Marianne Williamson es una gurú de la New Age que tuvo el coraje de hablar claramente sobre estos temas tabú; su popularidad, sin embargo, no se vio afectada por ello, porque la mayoría de sus lectores hacen como si este libro no existiera. En él nos anima a rebelarnos y a encontrar el valor para luchar contra la injusticia. Sin negar que es una privilegiada, invita a todos (incluida ella misma) a hacer todo lo posible para tratar de reducir los desequilibrios.
Resistirse al reclamo de la codicia es difícil para todos, porque renunciar a los deseos materiales a veces nos obliga a poner al descubierto nuestras necesidades emocionales. Cuando entrevisté a la popular rapera Lil’ Kim, me impresionó mucho que no estuviera interesada en el amor. Me habló mucho de la falta de amor que había en su vida, pero el tema que galvanizó la atención de la conversación fue el dinero. Salí de la reunión asombrada: no podía creer que una joven negra que venía de una familia desunida y que no había terminado el bachillerato hubiera sido capaz de romper todas las barreras para acumular riqueza, pero no confiase en superar las que le impedían entender cómo dar y recibir amor.
La cultura de la avaricia legitima el culto al dinero y no se preocupa en absoluto por el crecimiento emocional de las personas. ¿A quién le importa si esta sociedad no llega a conocer el amor? Desafortunadamente, muchos estadounidenses están convencidos de que la búsqueda y conquista de la riqueza les compensará cualquier deficiencia emocional. Como tantos otros, Lil’ Kim no presta atención a los mensajes de los medios sobre la angustia emocional de los ricos.

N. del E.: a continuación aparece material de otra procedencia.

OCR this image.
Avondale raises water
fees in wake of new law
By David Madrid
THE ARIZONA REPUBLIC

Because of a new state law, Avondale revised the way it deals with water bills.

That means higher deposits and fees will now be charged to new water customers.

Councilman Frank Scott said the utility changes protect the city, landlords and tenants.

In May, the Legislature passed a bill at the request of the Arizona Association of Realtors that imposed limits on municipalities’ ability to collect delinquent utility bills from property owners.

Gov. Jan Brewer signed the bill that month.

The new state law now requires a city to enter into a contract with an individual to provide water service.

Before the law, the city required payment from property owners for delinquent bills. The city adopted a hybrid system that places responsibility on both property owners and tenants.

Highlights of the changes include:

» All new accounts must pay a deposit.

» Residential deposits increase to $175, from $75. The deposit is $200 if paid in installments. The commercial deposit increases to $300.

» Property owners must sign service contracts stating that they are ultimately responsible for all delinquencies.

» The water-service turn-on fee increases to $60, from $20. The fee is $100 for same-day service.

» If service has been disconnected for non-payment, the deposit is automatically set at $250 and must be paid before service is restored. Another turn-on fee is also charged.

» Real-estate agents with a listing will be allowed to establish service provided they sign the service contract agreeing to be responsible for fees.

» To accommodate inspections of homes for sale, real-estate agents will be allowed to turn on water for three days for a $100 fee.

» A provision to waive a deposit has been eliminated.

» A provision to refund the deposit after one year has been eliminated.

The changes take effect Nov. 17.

Si el dinero pudiera realmente compensar el sufrimiento y la falta de amor, los ricos serían las personas más afortunadas del mundo. Pero en vez de pensar tal cosa, sería mejor recordar la profética canción de los Beatles: «I don’t care too much for money. Money can’t buy me love» («No me importa demasiado el dinero. El dinero no puede comprarme amor»).
Por irónico que parezca, los ricos, codiciosos y siempre preocupados por sus activos, están perpetuamente estresados y se sienten muy poco realizados. Entre ellos y los pobres, también codiciosos y frustrados por deseos insatisfechos, no hay una diferencia sustancial. Los ricos nunca tienen bastante, nunca se sienten saciados. Y, sin embargo, todos quieren emularlos. Como escribe Richard Foster en Freedom of Simplicity:
Deberíamos reflexionar sobre la miseria que corroe nuestra vida cuando dejamos que nos invada la codicia. Contraemos deudas elevadísimas y luego estamos pluriempleados para mantenernos a flote. Desarraigamos a nuestra familia con mudanzas inútiles solo para tener una casa de postín. Nos agarramos a todo lo que podemos y nunca estamos satisfechos. Pero lo más destructivo es que por nuestra afición a los coches caros, a los deportes espectaculares y a las villas con piscina, acabamos dejando aparcado cualquier posible interés por los derechos civiles, cualquier preocupación por la pobreza en las grandes ciudades y las masas hambrientas de la India. La avaricia logra cortar las cuerdas de la compasión.
Tanto es así que ignoramos a los hambrientos de nuestra propia sociedad, a los treinta y ocho millones de pobres cuyas vidas son prueba de la incapacidad de Estados Unidos para distribuir los recursos de manera justa y solidaria. El culto al dinero endurece el corazón, y puede llevarnos a todos a aceptar, activa o pasivamente, la explotación y deshumanización de nosotros mismos y de los demás.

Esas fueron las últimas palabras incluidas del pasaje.